My eyes were brimming with tears, and my voice wavered as I teetered on the edge of breaking down. “You’re just like Mom and Dad, you know that?”

“We’ve always been there for you.” Cameron’s voice was low and clear, ringing with truth. But disappointment and discontentment marred his brow and tightened his features.

My whole life I’d watched my parents look at my brothers and me that way whenever we strayed from their firm expectations. Never had I believed my brothers would look at me that way too. I felt more alone now than I ever had before in my life.

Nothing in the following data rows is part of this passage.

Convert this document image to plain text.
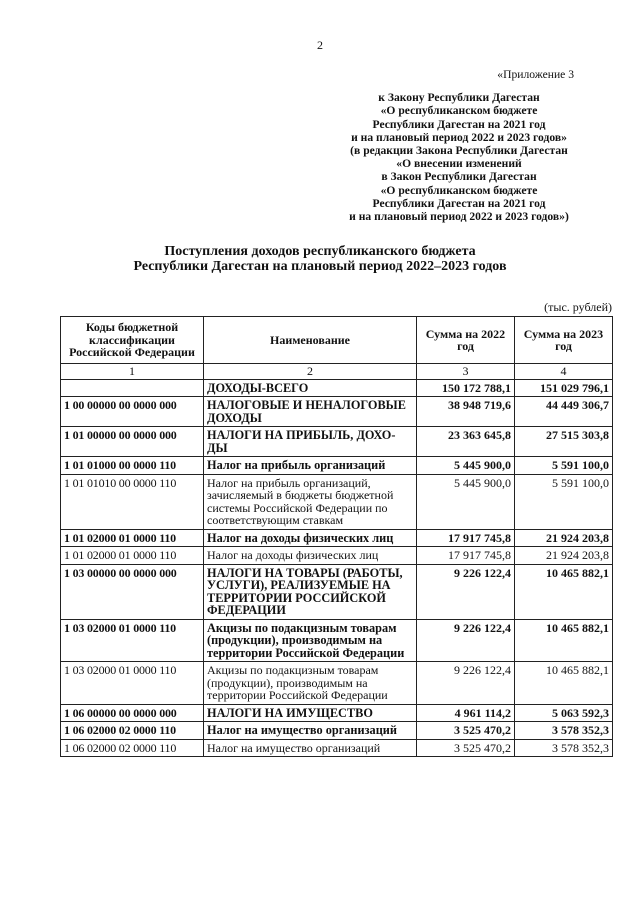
2
«Приложение 3
к Закону Республики Дагестан
«О республиканском бюджете
Республики Дагестан на 2021 год
и на плановый период 2022 и 2023 годов»
(в редакции Закона Республики Дагестан
«О внесении изменений
в Закон Республики Дагестан
«О республиканском бюджете
Республики Дагестан на 2021 год
и на плановый период 2022 и 2023 годов»)
Поступления доходов республиканского бюджета
Республики Дагестан на плановый период 2022–2023 годов
(тыс. рублей)
Коды бюджетной классификации Российской Федерации	Наименование	Сумма на 2022 год	Сумма на 2023 год
1	2	3	4
	ДОХОДЫ-ВСЕГО	150 172 788,1	151 029 796,1
1 00 00000 00 0000 000	НАЛОГОВЫЕ И НЕНАЛОГОВЫЕ ДОХОДЫ	38 948 719,6	44 449 306,7
1 01 00000 00 0000 000	НАЛОГИ НА ПРИБЫЛЬ, ДОХО-ДЫ	23 363 645,8	27 515 303,8
1 01 01000 00 0000 110	Налог на прибыль организаций	5 445 900,0	5 591 100,0
1 01 01010 00 0000 110	Налог на прибыль организаций, зачисляемый в бюджеты бюджетной системы Российской Федерации по соответствующим ставкам	5 445 900,0	5 591 100,0
1 01 02000 01 0000 110	Налог на доходы физических лиц	17 917 745,8	21 924 203,8
1 01 02000 01 0000 110	Налог на доходы физических лиц	17 917 745,8	21 924 203,8
1 03 00000 00 0000 000	НАЛОГИ НА ТОВАРЫ (РАБОТЫ, УСЛУГИ), РЕАЛИЗУЕМЫЕ НА ТЕРРИТОРИИ РОССИЙСКОЙ ФЕДЕРАЦИИ	9 226 122,4	10 465 882,1
1 03 02000 01 0000 110	Акцизы по подакцизным товарам (продукции), производимым на территории Российской Федерации	9 226 122,4	10 465 882,1
1 03 02000 01 0000 110	Акцизы по подакцизным товарам (продукции), производимым на территории Российской Федерации	9 226 122,4	10 465 882,1
1 06 00000 00 0000 000	НАЛОГИ НА ИМУЩЕСТВО	4 961 114,2	5 063 592,3
1 06 02000 02 0000 110	Налог на имущество организаций	3 525 470,2	3 578 352,3
1 06 02000 02 0000 110	Налог на имущество организаций	3 525 470,2	3 578 352,3
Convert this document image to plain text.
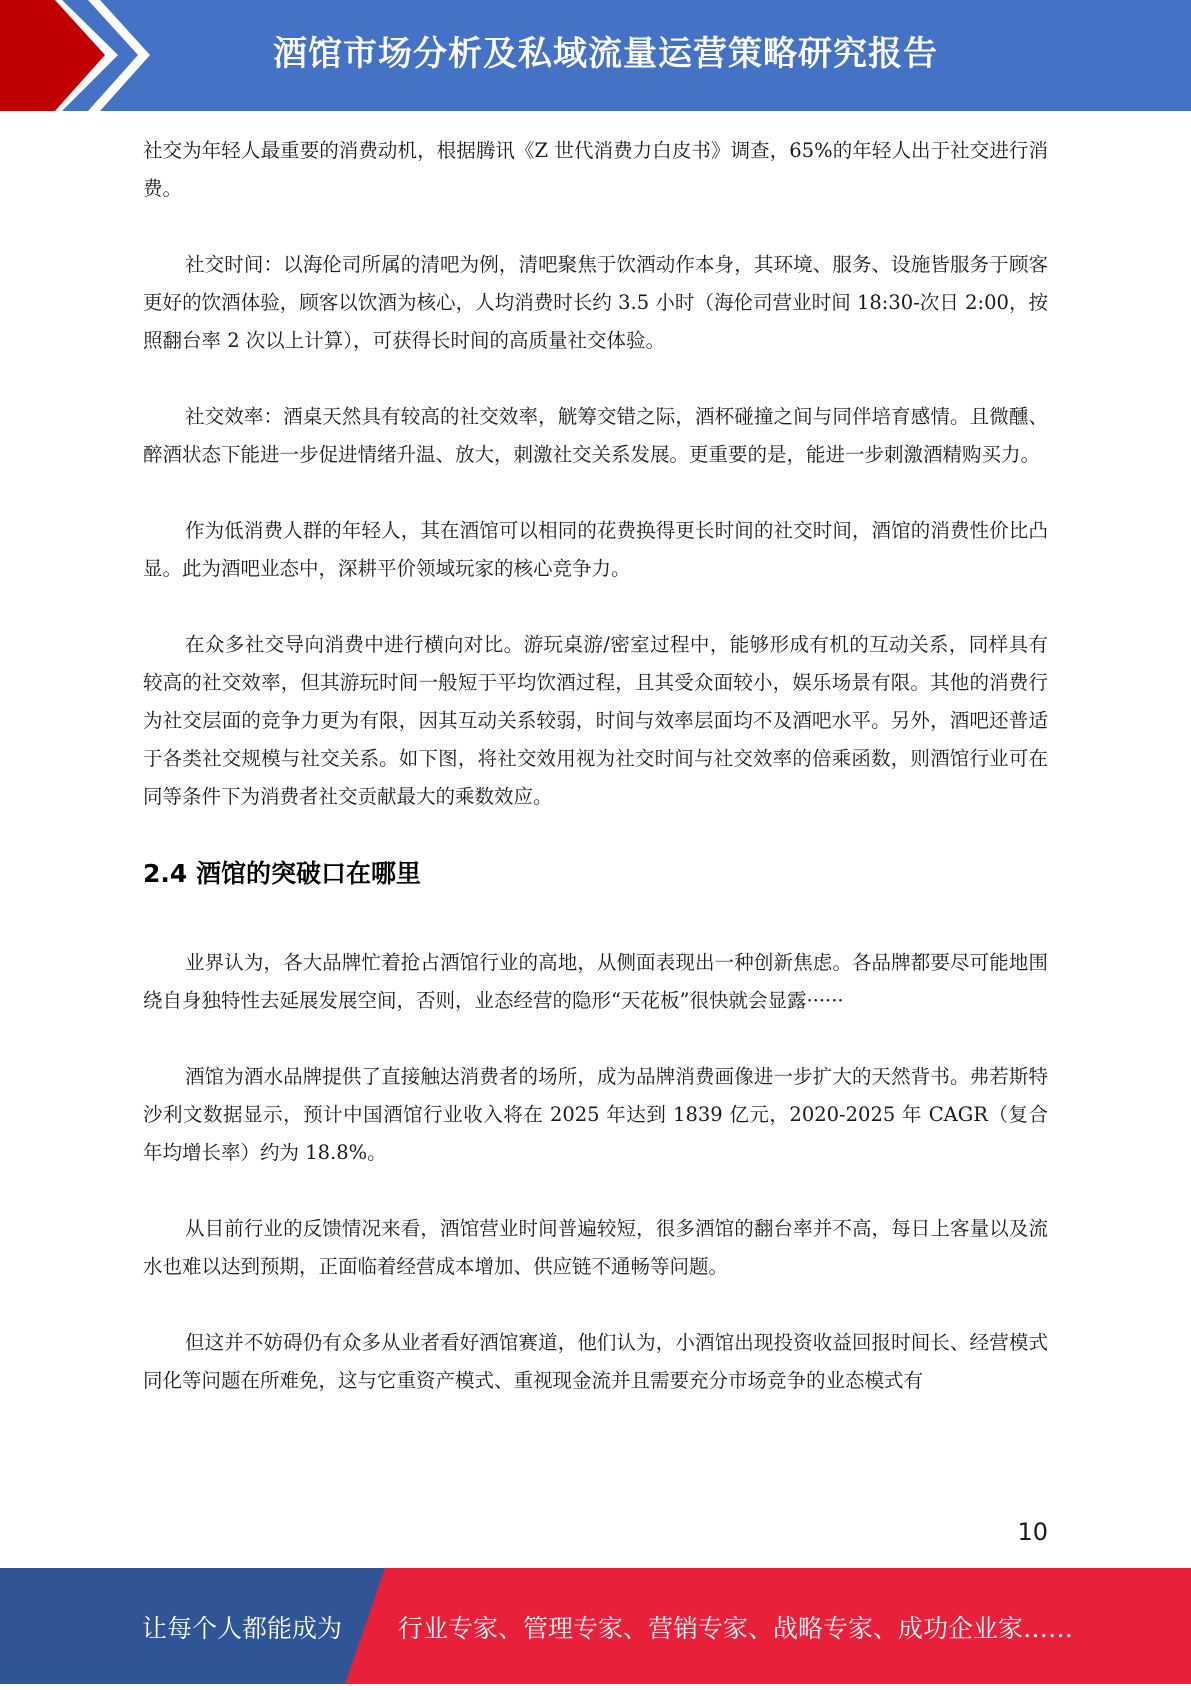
酒馆市场分析及私域流量运营策略研究报告

社交为年轻人最重要的消费动机，根据腾讯《Z 世代消费力白皮书》调查，65%的年轻人出于社交进行消费。

社交时间：以海伦司所属的清吧为例，清吧聚焦于饮酒动作本身，其环境、服务、设施皆服务于顾客更好的饮酒体验，顾客以饮酒为核心，人均消费时长约 3.5 小时（海伦司营业时间 18:30-次日 2:00，按照翻台率 2 次以上计算），可获得长时间的高质量社交体验。

社交效率：酒桌天然具有较高的社交效率，觥筹交错之际，酒杯碰撞之间与同伴培育感情。且微醺、醉酒状态下能进一步促进情绪升温、放大，刺激社交关系发展。更重要的是，能进一步刺激酒精购买力。

作为低消费人群的年轻人，其在酒馆可以相同的花费换得更长时间的社交时间，酒馆的消费性价比凸显。此为酒吧业态中，深耕平价领域玩家的核心竞争力。

在众多社交导向消费中进行横向对比。游玩桌游/密室过程中，能够形成有机的互动关系，同样具有较高的社交效率，但其游玩时间一般短于平均饮酒过程，且其受众面较小，娱乐场景有限。其他的消费行为社交层面的竞争力更为有限，因其互动关系较弱，时间与效率层面均不及酒吧水平。另外，酒吧还普适于各类社交规模与社交关系。如下图，将社交效用视为社交时间与社交效率的倍乘函数，则酒馆行业可在同等条件下为消费者社交贡献最大的乘数效应。

2.4 酒馆的突破口在哪里

业界认为，各大品牌忙着抢占酒馆行业的高地，从侧面表现出一种创新焦虑。各品牌都要尽可能地围绕自身独特性去延展发展空间，否则，业态经营的隐形“天花板”很快就会显露······

酒馆为酒水品牌提供了直接触达消费者的场所，成为品牌消费画像进一步扩大的天然背书。弗若斯特沙利文数据显示，预计中国酒馆行业收入将在 2025 年达到 1839 亿元，2020-2025 年 CAGR（复合年均增长率）约为 18.8%。

从目前行业的反馈情况来看，酒馆营业时间普遍较短，很多酒馆的翻台率并不高，每日上客量以及流水也难以达到预期，正面临着经营成本增加、供应链不通畅等问题。

但这并不妨碍仍有众多从业者看好酒馆赛道，他们认为，小酒馆出现投资收益回报时间长、经营模式同化等问题在所难免，这与它重资产模式、重视现金流并且需要充分市场竞争的业态模式有

10
让每个人都能成为 行业专家、管理专家、营销专家、战略专家、成功企业家……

I swallowed down a sob. I couldn’t keep the tears at bay much longer.

“You’re right. You’ve always been there for me. Until now. I need your love, not your judgment. I have a mind, and I know what I want. Who I sleep with, who I love, how I choose to spend any minute of my life is my choice. Not yours, not Cameron’s, not Mom and Dad’s.”

When I thought about my parents’ inevitable disapproval on top of everything else, something inside me broke. They’d find out. If I was willing to admit my feelings in front of my brothers and their wives, I’d have to find a way to stand beside them when my parents came calling for answers. Except I had no idea how I’d survive that…

Tears streamed down my face as I pushed past everyone. I hurried back inside, found my purse, and left the party without saying good-bye to anyone. My face was likely a tear-streaked mess, and the thought of facing my parents was more than I could bear.

“Liv!” Maya’s voice echoed down the street, but I ignored it.

Will hurried toward me as I hailed an approaching cab. He caught my arm gently before I could duck inside. “Olivia, wait. Where are you going?”

“I’m going home.” My voice was watery, and the need to cry long and hard was nearly painful.

He thumbed away the tears as they fell. “Come home with us.”

Placing my hand over his, I leaned into his tender touch. I wanted to hide someplace safe, and no place was safer than with the two men who’d so unexpectedly and completely stolen my heart. But I needed time to think.

“I need to be by myself tonight, Will.”

“I don’t like the idea of you being alone.”

I shook my head. “I need to think.”

He frowned, his body suddenly tense. “I’m not losing you.”

More tears fell. “You’re not losing me. I just need some time, please.”